Last month, we blogged about using JARVICE to provision supercomputing clusters to run on-demand Hadoop stacks. This week, we will discuss another use case derived from the ability to snapshot HPC clusters: NGS Sequence Analysis with PacBio.
As in many other disciplines, genomics researchers and bioinformatics professionals have a growing processing challenge. Next generation sequencers are producing more data and the analyses require ever more compute capacity.
A Use Case with Pacific Biosciences
In the case of Pacific Biosciences (www.pacificbiosciences.com), machines are delivering higher throughput, higher accuracy and even longer read lengths. To address the processing challenge of secondary analysis pipelines, PacBio offers a software suite called SMRT Analysis designed to run on HPC clusters. The software enables real-time analysis and using the SMRT Portal tool, users can align reads to a reference or assemble reads into a de novo sequence.
PacBio SMRT Portal
The open source software suite can be downloaded from GitHub to run on in-house HPC clusters or, with a simple API call, launched using JARVICE to run the high performance pipelines in the Nimbix cloud.

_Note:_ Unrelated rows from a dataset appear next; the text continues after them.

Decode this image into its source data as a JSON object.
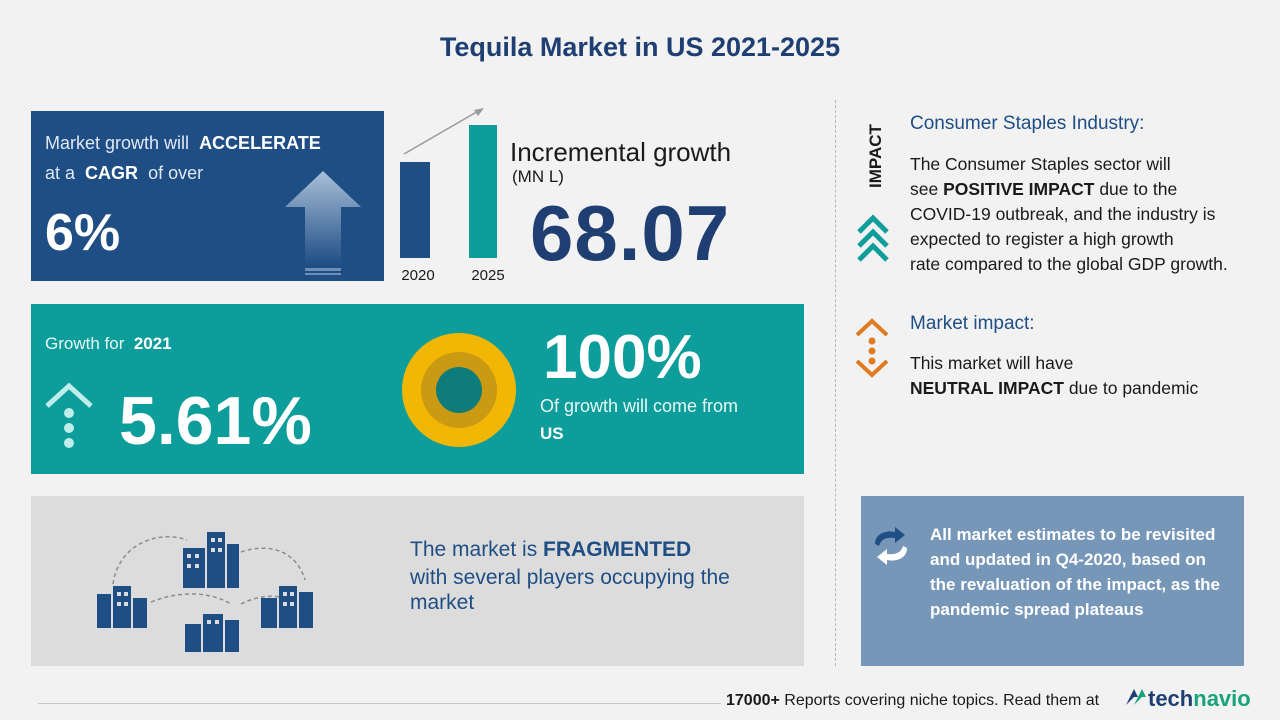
{
  "title": "Tequila Market in US 2021-2025",
  "cagr": {
    "line1_prefix": "Market growth will",
    "line1_bold": "ACCELERATE",
    "line2_prefix": "at a",
    "line2_bold": "CAGR",
    "line2_suffix": "of over",
    "value": "6%"
  },
  "incremental": {
    "label": "Incremental growth",
    "unit": "(MN L)",
    "value": "68.07",
    "years": [
      "2020",
      "2025"
    ]
  },
  "growth": {
    "label_prefix": "Growth for",
    "label_year": "2021",
    "value": "5.61%",
    "share_value": "100%",
    "share_text": "Of growth will come from",
    "share_region": "US"
  },
  "fragmented": {
    "line1_prefix": "The market is",
    "line1_bold": "FRAGMENTED",
    "line2": "with several players occupying the",
    "line3": "market"
  },
  "impact": {
    "vertical_label": "IMPACT",
    "heading": "Consumer Staples Industry:",
    "body_1": "The Consumer Staples sector will",
    "body_2_prefix": "see",
    "body_2_bold": "POSITIVE IMPACT",
    "body_2_suffix": "due to the",
    "body_3": "COVID-19 outbreak, and the industry is",
    "body_4": "expected to register a high growth",
    "body_5": "rate compared to the global GDP growth."
  },
  "market_impact": {
    "heading": "Market impact:",
    "line1": "This market will have",
    "line2_bold": "NEUTRAL IMPACT",
    "line2_suffix": "due to pandemic"
  },
  "note": {
    "text": "All market estimates to be revisited and updated in Q4-2020, based on the revaluation of the impact, as the pandemic spread plateaus"
  },
  "footer": {
    "count": "17000+",
    "text": "Reports covering niche topics. Read them at",
    "logo_a": "tech",
    "logo_b": "navio"
  },
  "colors": {
    "navy": "#1f4e85",
    "teal": "#0d9d9a",
    "orange": "#e07b22",
    "gold": "#f2b705"
  }
}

JARVICE Advantages for PacBio
Running SMRT Analysis in JARVICE provides some unique advantages relative to other cloud solutions. First, there is no virtualization overhead, so the performance and computing throughput will mirror what you would expect to see on a bare-metal in-house cluster. Second, JARVICE dramatically simplifies provisioning and access. With other cloud solutions, users must spin up several instances (compute nodes) and configure them to work as a cluster prior to running SMRT Analysis jobs. Using JARVICE, the entire SMRT Analysis cluster is provisioned immediately. The number of compute nodes is specified in the API call and the entire application stack, including job management, comes ready to receive work.
A third advantage of JARVICE is reducing processing costs. Sequence data can be uploaded for free prior to any compute provisioning. Once data has been transferred to the Nimbix cloud, the SMRT Analysis cluster can be launched. Because the cluster is provisioned like a “read-to-run” appliance, work can begin immediately.

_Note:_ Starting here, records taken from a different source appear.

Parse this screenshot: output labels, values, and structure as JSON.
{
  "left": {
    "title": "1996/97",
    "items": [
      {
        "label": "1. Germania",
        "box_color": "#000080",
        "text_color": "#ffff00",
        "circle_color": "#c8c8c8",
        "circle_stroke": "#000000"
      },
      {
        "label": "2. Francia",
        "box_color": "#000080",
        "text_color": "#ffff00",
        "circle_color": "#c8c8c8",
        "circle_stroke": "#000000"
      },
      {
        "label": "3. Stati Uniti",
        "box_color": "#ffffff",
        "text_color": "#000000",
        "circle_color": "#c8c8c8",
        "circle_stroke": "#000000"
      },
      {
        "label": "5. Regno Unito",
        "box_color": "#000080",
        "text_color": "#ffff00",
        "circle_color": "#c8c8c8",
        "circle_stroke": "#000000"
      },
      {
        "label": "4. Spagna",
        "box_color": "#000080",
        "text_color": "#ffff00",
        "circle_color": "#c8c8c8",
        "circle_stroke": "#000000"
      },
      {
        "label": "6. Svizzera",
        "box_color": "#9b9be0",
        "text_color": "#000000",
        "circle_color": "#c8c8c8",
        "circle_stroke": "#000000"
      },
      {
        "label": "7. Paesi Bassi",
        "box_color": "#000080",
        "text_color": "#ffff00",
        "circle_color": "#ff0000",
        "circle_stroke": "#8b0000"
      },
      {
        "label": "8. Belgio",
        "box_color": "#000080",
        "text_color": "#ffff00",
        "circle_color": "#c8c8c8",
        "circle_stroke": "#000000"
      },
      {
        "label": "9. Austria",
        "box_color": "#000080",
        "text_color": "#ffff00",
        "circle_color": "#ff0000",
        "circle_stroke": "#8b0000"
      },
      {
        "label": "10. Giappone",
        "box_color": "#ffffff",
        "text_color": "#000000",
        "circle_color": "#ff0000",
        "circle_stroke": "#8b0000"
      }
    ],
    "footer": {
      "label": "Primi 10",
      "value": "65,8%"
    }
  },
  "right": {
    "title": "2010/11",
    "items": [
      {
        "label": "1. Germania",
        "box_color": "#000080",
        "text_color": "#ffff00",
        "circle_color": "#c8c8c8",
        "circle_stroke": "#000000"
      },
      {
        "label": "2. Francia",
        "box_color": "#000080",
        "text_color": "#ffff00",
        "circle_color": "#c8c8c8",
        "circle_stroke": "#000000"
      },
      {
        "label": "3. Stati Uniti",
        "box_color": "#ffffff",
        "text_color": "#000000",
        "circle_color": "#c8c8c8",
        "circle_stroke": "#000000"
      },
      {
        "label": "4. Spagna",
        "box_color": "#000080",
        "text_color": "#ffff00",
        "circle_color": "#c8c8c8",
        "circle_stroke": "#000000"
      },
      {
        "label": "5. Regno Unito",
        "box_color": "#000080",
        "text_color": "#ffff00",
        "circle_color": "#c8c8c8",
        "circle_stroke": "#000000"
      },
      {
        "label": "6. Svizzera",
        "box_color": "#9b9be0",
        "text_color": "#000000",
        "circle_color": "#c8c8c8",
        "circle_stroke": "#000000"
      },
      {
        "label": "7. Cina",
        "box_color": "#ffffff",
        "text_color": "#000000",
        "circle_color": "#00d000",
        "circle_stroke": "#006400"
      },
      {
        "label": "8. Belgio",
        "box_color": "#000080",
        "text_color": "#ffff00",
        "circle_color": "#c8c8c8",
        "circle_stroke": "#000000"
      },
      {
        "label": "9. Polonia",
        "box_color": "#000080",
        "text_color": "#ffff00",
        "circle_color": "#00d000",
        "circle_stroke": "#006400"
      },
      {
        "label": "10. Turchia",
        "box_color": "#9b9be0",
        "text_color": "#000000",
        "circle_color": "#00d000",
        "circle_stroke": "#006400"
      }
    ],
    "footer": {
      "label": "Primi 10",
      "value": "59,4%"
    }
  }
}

The Nimbix Accelerated Compute Cloud can of course be used to run other bioinformatics applications and pipelines. For the last 3 years, Nimbix has been helping organizations accelerate sequence alignment and search with specific applications like BWA and BLAST. Now, with JARVICE, scientists and analysts can literally implement any custom pipeline and save it for later use. Nimbix Application Environment (NAE) clusters can be provisioned and saved with built in workload management to run entire software suites such as SMRT Analysis to speed up processing, lower costs, and simplify deployment.